The same five powers that emerged victorious from World War II wield all the power today, relegating the organization to a role focused primarily on providing humanitarian aid in natural disasters and wars, in some cases succeeding in limiting the expansion of conflicts.

The format of the Security Council has not changed in 77 years, with other countries rotating through the body's 10 non-permanent member spots, which do not have veto power.

- Deadlocked reform -

Experts and governments have long argued for reform to take into account an international order that is now multipolar, with countries like India, Japan and Germany arguing that they should have a permanent, veto-wielding seat.

But reform efforts have been deadlocked for years, however, hampering the credibility of the council, which has all too often been riven by division and infighting, leading to inaction.

"Essentially the foxes are guarding the hen house. Thus, the Security Council is back to its Cold War paralysis," Pamela Chasek, chair of the political science department at Manhattan College in New York, told AFP.

Russia has not hesitated to wield its veto, doing so more than 15 times with regards to the Syria conflict.

Moscow will exercise its right again on Friday, to block a resolution proposed by Western powers that would "condemn in the strongest terms the Russian invasion of Ukraine," according to a senior UN official.

A similar text will then be sent to the General Assembly, which brings together all 193 members of the UN. Experts will closely watch the vote to see how isolated Russia is, but ultimately it is non-binding.

A similar scenario occurred in 2014 when Russia annexed Crimea. Eight years later, Russia is still in control of that region.

- 'Saddest day' -

At Wednesday night's session, as ambassadors learned of Russia's invasion via their mobile phones, many made second speeches, directing much of their anger at Moscow's envoy Vassily Nebenzia.

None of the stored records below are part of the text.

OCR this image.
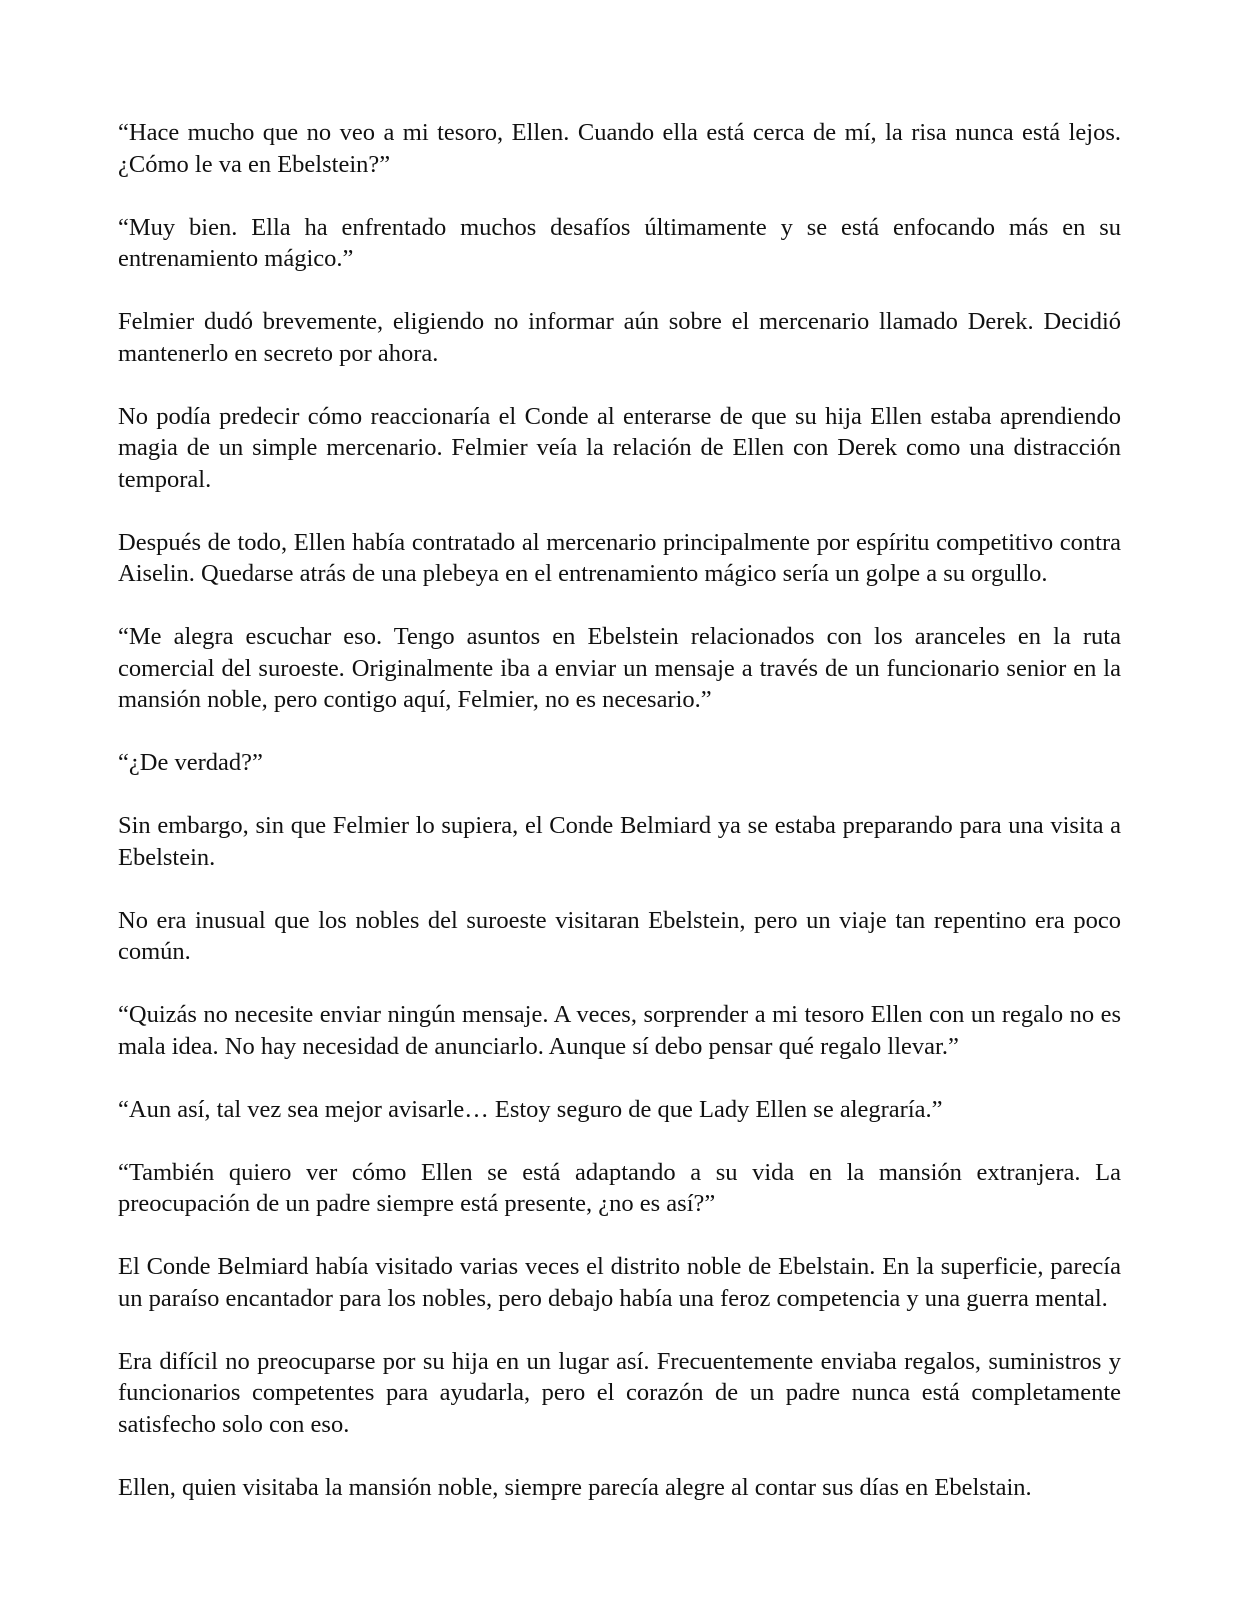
“Hace mucho que no veo a mi tesoro, Ellen. Cuando ella está cerca de mí, la risa nunca está lejos. ¿Cómo le va en Ebelstein?”

“Muy bien. Ella ha enfrentado muchos desafíos últimamente y se está enfocando más en su entrenamiento mágico.”

Felmier dudó brevemente, eligiendo no informar aún sobre el mercenario llamado Derek. Decidió mantenerlo en secreto por ahora.

No podía predecir cómo reaccionaría el Conde al enterarse de que su hija Ellen estaba aprendiendo magia de un simple mercenario. Felmier veía la relación de Ellen con Derek como una distracción temporal.

Después de todo, Ellen había contratado al mercenario principalmente por espíritu competitivo contra Aiselin. Quedarse atrás de una plebeya en el entrenamiento mágico sería un golpe a su orgullo.

“Me alegra escuchar eso. Tengo asuntos en Ebelstein relacionados con los aranceles en la ruta comercial del suroeste. Originalmente iba a enviar un mensaje a través de un funcionario senior en la mansión noble, pero contigo aquí, Felmier, no es necesario.”

“¿De verdad?”

Sin embargo, sin que Felmier lo supiera, el Conde Belmiard ya se estaba preparando para una visita a Ebelstein.

No era inusual que los nobles del suroeste visitaran Ebelstein, pero un viaje tan repentino era poco común.

“Quizás no necesite enviar ningún mensaje. A veces, sorprender a mi tesoro Ellen con un regalo no es mala idea. No hay necesidad de anunciarlo. Aunque sí debo pensar qué regalo llevar.”

“Aun así, tal vez sea mejor avisarle… Estoy seguro de que Lady Ellen se alegraría.”

“También quiero ver cómo Ellen se está adaptando a su vida en la mansión extranjera. La preocupación de un padre siempre está presente, ¿no es así?”

El Conde Belmiard había visitado varias veces el distrito noble de Ebelstain. En la superficie, parecía un paraíso encantador para los nobles, pero debajo había una feroz competencia y una guerra mental.

Era difícil no preocuparse por su hija en un lugar así. Frecuentemente enviaba regalos, suministros y funcionarios competentes para ayudarla, pero el corazón de un padre nunca está completamente satisfecho solo con eso.

Ellen, quien visitaba la mansión noble, siempre parecía alegre al contar sus días en Ebelstain.
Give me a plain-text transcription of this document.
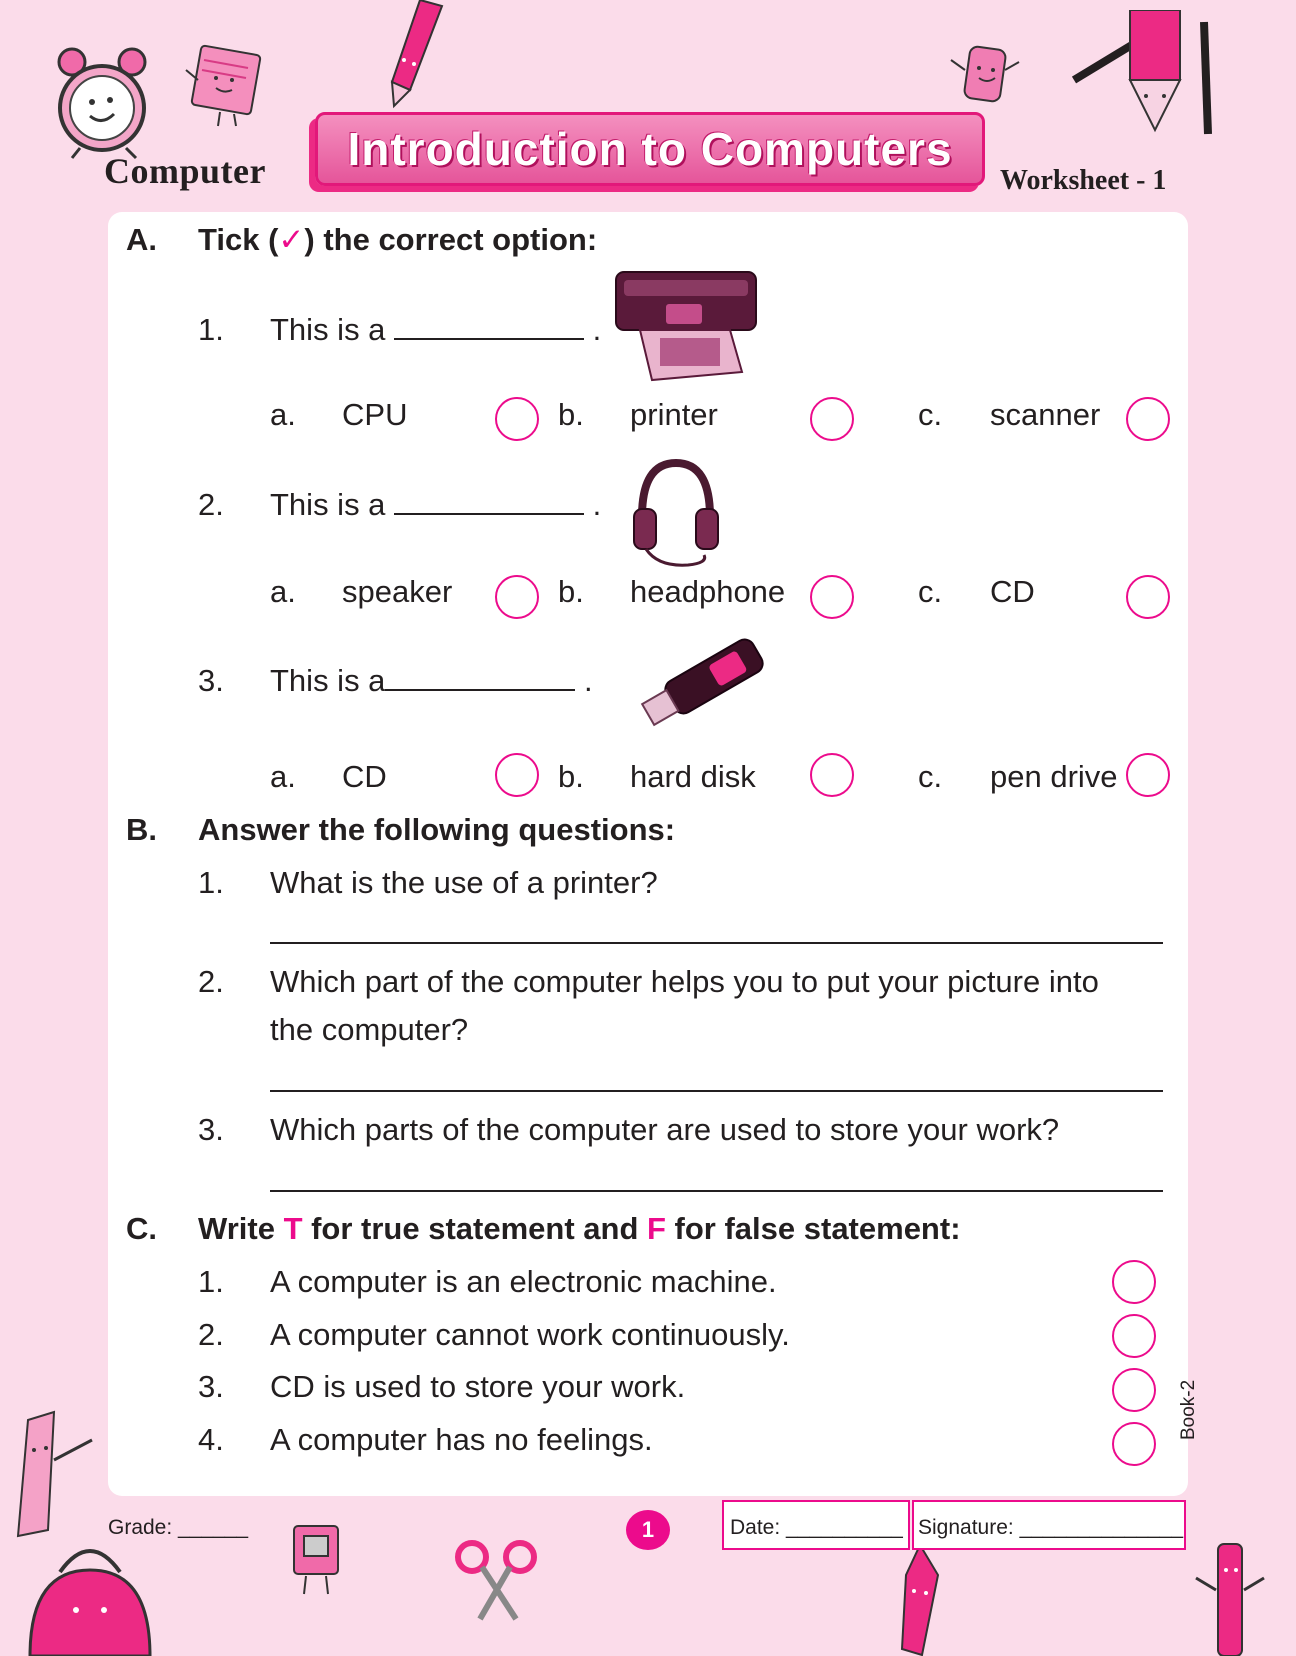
Computer Introduction to Computers
Worksheet - 1
A. Tick (✓) the correct option:
1. This is a	.
a. CPU	b. printer	c. scanner
2. This is a	.
a. speaker	b. headphone	c. CD
3. This is a	.
a. CD	b. hard disk	c. pen drive
B. Answer the following questions:
1. What is the use of a printer?
2. Which part of the computer helps you to put your picture into
the computer?
3. Which parts of the computer are used to store your work?
C. Write T for true statement and F for false statement:
1. A computer is an electronic machine.
2. A computer cannot work continuously.
3. CD is used to store your work.
4. A computer has no feelings.	Book-2
Grade: ______	1	Date: __________ Signature: ______________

"There is no purgatory for war criminals. They go straight to hell, ambassador," Kyslytsya, the Ukrainian representative, told him.

US ambassador Linda Thomas-Greenfield was seen consoling Kyslytsya and afterwards, a dejected Guterres said Russia's military assault marked "the saddest day" of his tenure as UN chief.

For some UN watchers, the invasion is not only a personal failure for Guterres but also further evidence of the declining stature of the world body.

"The mediation efforts by the Secretary-General would have been taken seriously 20 years ago," Trita Parsi of the Quincy Institute think tank told AFP.

"Today, no one even notices his absence because no one has even an expectation that the UN or the Secretary-General will play such a role."

So what can we expect the Security Council to achieve in the Ukraine crisis?

"For now, the UNSC is a theater where the West and Russia can shout at each other," said Gowan.

"It won't do much to bring this war to a close."